La bataille du leadership de la sous région d’Afrique centrale, entre Biya et Sassou a commencé par la presse. Les journaux camerounais « Nouvelle Expression » et le « Quotidien Info »  dénoncent son confrère congolais « Le Choc » de publier des articles qui ternissent l’image de Biya, de son côté, « Le Choc » critique l’attitude du journaliste camerounais Paul Tedga de noircir  l’image des présidents africains d’Afrique centrale, tout en blanchissant celle de Biya. Cette bataille médiatique, pour le leadership de la région d’Afrique centrale, pourrait faire couler beaucoup d’encre, si elle ne s’arrête pas.




Sarkozy à gauche, respectivement en photo avec le président Paul Biya du Cameroun et le président Denis Sassou Nguesso du Congo-Brazzaville.



On peut se poser la question, pourquoi, cette course ne concerne que les deux présidents congolais et camerounais ? Et de ce point vue, quel sera le choix de la françafrique et des franc-maçons. Le plus étonnant, c’est de voir deux nègres Biya et Sassou qui s’entredéchirent par les médias  interposés pour la françafrique.
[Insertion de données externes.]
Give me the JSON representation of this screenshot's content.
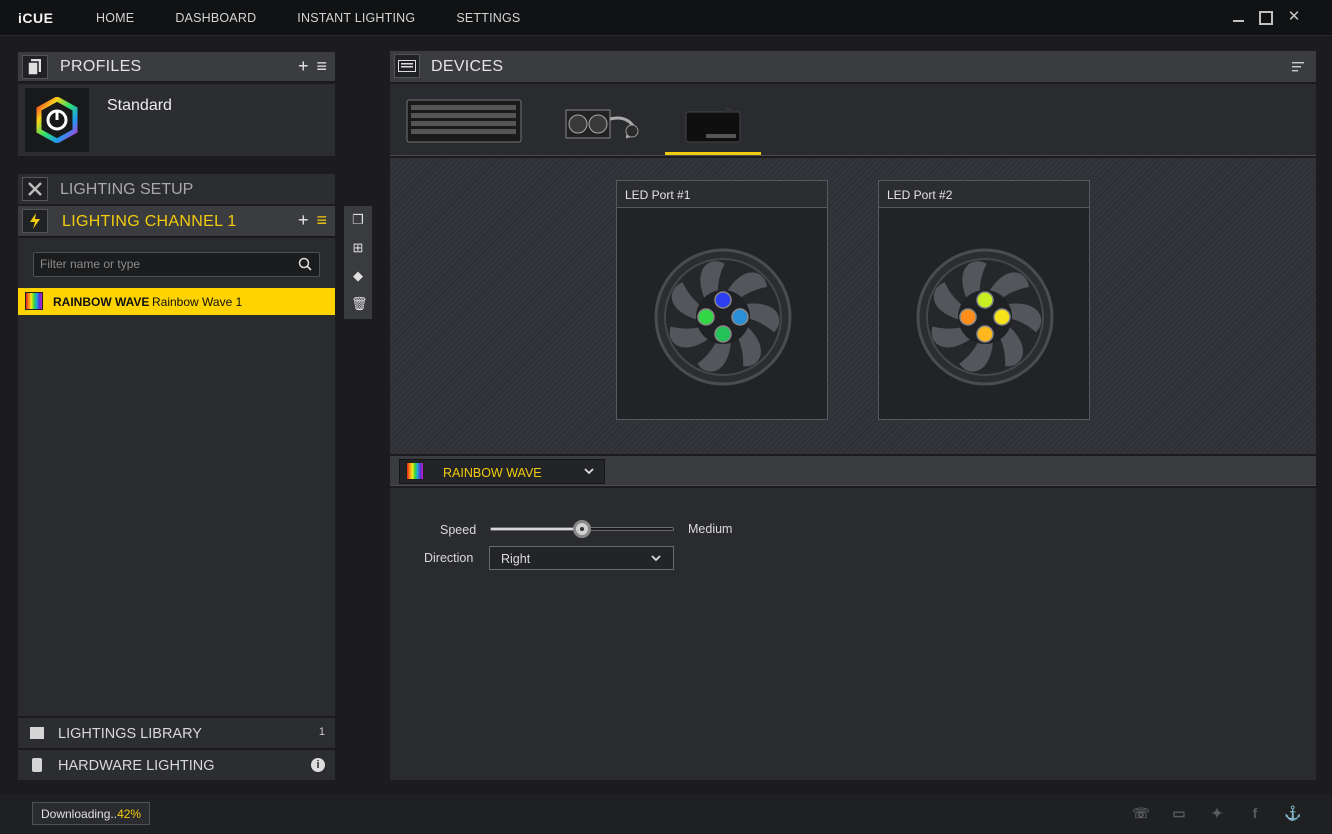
{
  "app": {
    "logo": "iCUE"
  },
  "nav": [
    "HOME",
    "DASHBOARD",
    "INSTANT LIGHTING",
    "SETTINGS"
  ],
  "profiles": {
    "title": "PROFILES",
    "current_profile": "Standard"
  },
  "lighting_setup": {
    "title": "LIGHTING SETUP"
  },
  "channel": {
    "title": "LIGHTING CHANNEL 1",
    "filter_placeholder": "Filter name or type",
    "effects": [
      {
        "type": "RAINBOW WAVE",
        "name": "Rainbow Wave 1"
      }
    ]
  },
  "library": {
    "title": "LIGHTINGS LIBRARY",
    "count": "1"
  },
  "hardware": {
    "title": "HARDWARE LIGHTING"
  },
  "devices": {
    "title": "DEVICES",
    "thumbnails": [
      "keyboard",
      "liquid-cooler",
      "lighting-node"
    ],
    "active_index": 2,
    "ports": [
      {
        "title": "LED Port #1",
        "leds": [
          "#2c3ef0",
          "#33d844",
          "#2b8fd8",
          "#25c25a"
        ]
      },
      {
        "title": "LED Port #2",
        "leds": [
          "#c8ee24",
          "#ff8f1a",
          "#f8e31a",
          "#ffb81e"
        ]
      }
    ]
  },
  "effect": {
    "selected": "RAINBOW WAVE",
    "speed_label": "Speed",
    "speed_value": "Medium",
    "speed_fraction": 0.5,
    "direction_label": "Direction",
    "direction_value": "Right"
  },
  "status": {
    "download_prefix": "Downloading..",
    "download_pct": "42%"
  },
  "colors": {
    "accent": "#f2cc0c",
    "highlight_row": "#ffd300"
  }
}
SARKOZY POUR BIYA OU POUR SASSOU ?

Par Edmond Kamguia K. On sait par ailleurs qu’au lendemain du décès d’Omar bongo Ondimba qui fut un grand ami de l’ancien président français Jacques Chirac, ce dernier fit à la presse qui sollicitait sa réaction une confidence. En fait, l’ex-président Chirac estime que  Denis Sassou Nguesso est le chef de l’Etat  susceptible d’assurer au mieux le leadership après Omar Bongo Ondimba dans cette sous région. Une prise de position qui a renforcé chez le chef de l’Etat congolais l’idée qu’il peut valablement remplacer son beau-fils dans cet important rôle. Ceci  nonobstant le fait  que le président Paul Biya du Cameroun,  27 ans de pouvoir le 6 novembre prochain, dans un entretien avec les journalistes sur le perron de l’Elysée, s’est dit «disponible » pour assumer un tel leadership après le tête-à-tête qu’il a eu le vendredi 24 juillet 2009 avec le président Nicolas Sarkozy, au palais de l’Elysée, en France.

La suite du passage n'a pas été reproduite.